Men and women squirrel away fat differently, according to Harris-Pincus. On average, women have six to 11 percent more body fat than men, typically gathered around the thighs and hips and giving rise to a pear-shape (especially before they hit menopause). Men, on the other hand, tend to accumulate fat around the belly (hence, the beer gut).
Thanks to the hormone estrogen, the female body likes to hold on to fat, too. A study in Obesity Reviews shows that women store fat more efficiently than men in an effort to prepare the body for pregnancy. But while it seems like women may have drawn the short-end of the stick, the stereotypical pear-shape is actually considered healthier than boasting a beer gut, because belly fat is a red flag when it comes to your health. “Visceral fat is associated with increased risk of diabetes, high blood pressure and metabolic syndrome,” says Harris-Pincus.
How to Lose Belly Fat
Doing ab workouts might strengthen your core, but it won’t actually zap fat — and that’s why you need to eat healthy. “You exercise for 30 minutes compared to the 23-and-a-half hours that you don’t exercise.
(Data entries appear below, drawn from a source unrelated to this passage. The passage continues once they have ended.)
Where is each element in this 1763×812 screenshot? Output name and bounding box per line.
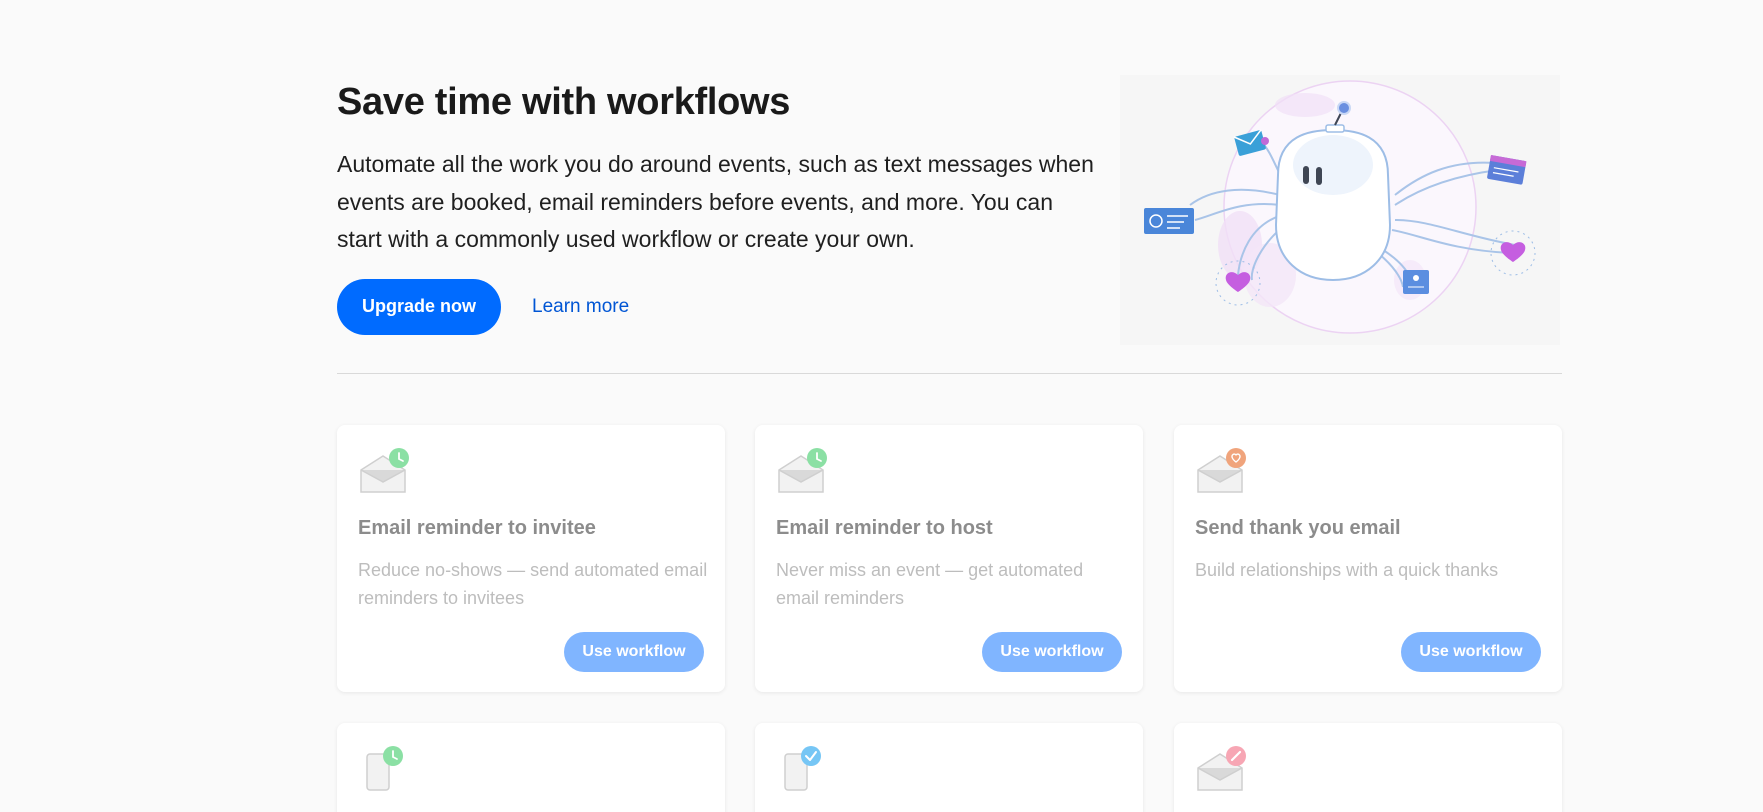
card-description: Never miss an event — get automated emai… <box>776 560 1084 608</box>
phone-clock-icon <box>366 746 403 791</box>
robot-octopus-icon <box>1144 80 1536 334</box>
use-workflow-button[interactable]: Use workflow <box>564 632 704 672</box>
card-title: Email reminder to host <box>776 517 993 539</box>
hero-actions: Upgrade now Learn more <box>337 278 1097 335</box>
workflow-card-email-reminder-invitee: Email reminder to invitee Reduce no-show… <box>337 425 725 692</box>
section-divider <box>337 373 1562 374</box>
card-title: Email reminder to invitee <box>358 517 596 539</box>
envelope-clock-icon <box>778 448 827 493</box>
workflow-card-email-reminder-host: Email reminder to host Never miss an eve… <box>755 425 1143 692</box>
upgrade-now-button[interactable]: Upgrade now <box>337 278 501 335</box>
workflow-card-text-confirmation <box>755 723 1143 812</box>
use-workflow-button[interactable]: Use workflow <box>982 632 1122 672</box>
hero-description: Automate all the work you do around even… <box>337 151 1094 252</box>
envelope-clock-icon <box>360 448 409 493</box>
card-title: Send thank you email <box>1195 517 1401 539</box>
envelope-pencil-icon <box>1197 746 1246 791</box>
workflow-card-text-reminder <box>337 723 725 812</box>
use-workflow-button[interactable]: Use workflow <box>1401 632 1541 672</box>
envelope-heart-icon <box>1197 448 1246 493</box>
workflow-robot-illustration <box>1120 75 1560 345</box>
phone-check-icon <box>784 746 821 791</box>
card-description: Build relationships with a quick thanks <box>1195 560 1499 580</box>
page-title: Save time with workflows <box>337 81 791 123</box>
card-description: Reduce no-shows — send automated email r… <box>358 560 708 608</box>
workflow-card-send-thank-you: Send thank you email Build relationships… <box>1174 425 1562 692</box>
hero-section: Save time with workflows Automate all th… <box>337 78 1097 335</box>
workflow-card-email-follow-up <box>1174 723 1562 812</box>
learn-more-link[interactable]: Learn more <box>532 296 629 318</box>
You need to eat the right things,” says Harris-Pincus.
Repeat after us: It’s time to start eating clean. She recommends a combination of veggies, fruit, whole grains, nuts, seeds, beans, low-fat dairy and lean protein like poultry, eggs and fish for a dose of omega-3 fatty acids. And nix the added sugar while you’re at it. “Studies show that when you have a diet rich in whole grains — and calorie-controlled — that you can trim the belly fat,” she says. But remember to watch your portions, too. “A lot of people eat very healthy and don’t eat junk, but their portions are too large.”
If you’re smart about the foods you choose and limiting your intake, eventually you’ll start losing body fat all over. But sorry: There’s no way to get it to disappear from only your belly — you may lose fat your face, hips, butt and chest, too.
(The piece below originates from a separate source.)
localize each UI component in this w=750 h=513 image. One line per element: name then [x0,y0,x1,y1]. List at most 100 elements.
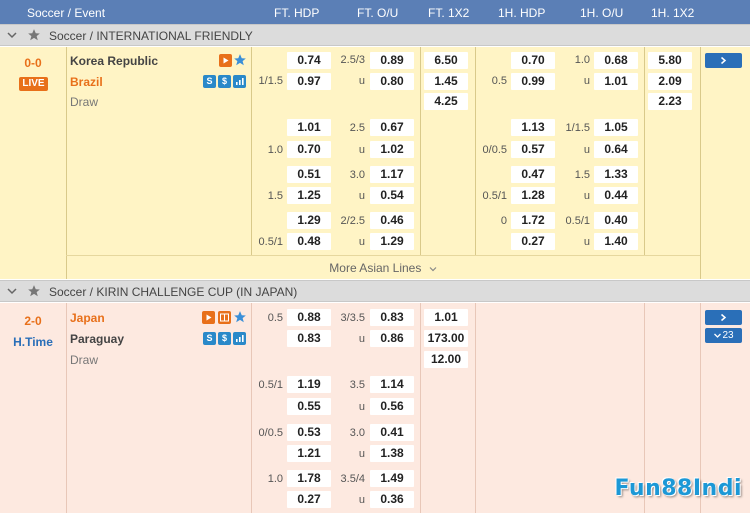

Luckily, exercise can help spur things along when it comes to that pesky stomach fat. “Visceral fat responds well when… [you] start exercising and [you’re] watching your calories and what you eat,” Harris-Pincus says. And while endless crunches aren’t your ticket to a flat stomach, it is still important to train your ab muscles. “Everything radiates from the center of your body – your balance, your posture, your functional movement,” says Joe Ardito, founder of Fit Crush NYC. “You can perform better when you have a strong core.”
Research also shows that high-intensity interval training can help reduce excess fat around your middle. Besides working your core, try incorporating a day or two of more vigorous exercise into your weekly schedule. (You can start with these three beginner routines.) Keep in mind that even if you move around more at work, you can lower your total body fat percentage, according to another study.
The Bottom Line
There isn’t one magic trick or quick fix that will melt the fat around your midsection and give you those coveted abs we all see on the newsstands. It’s about making changes over the long-term.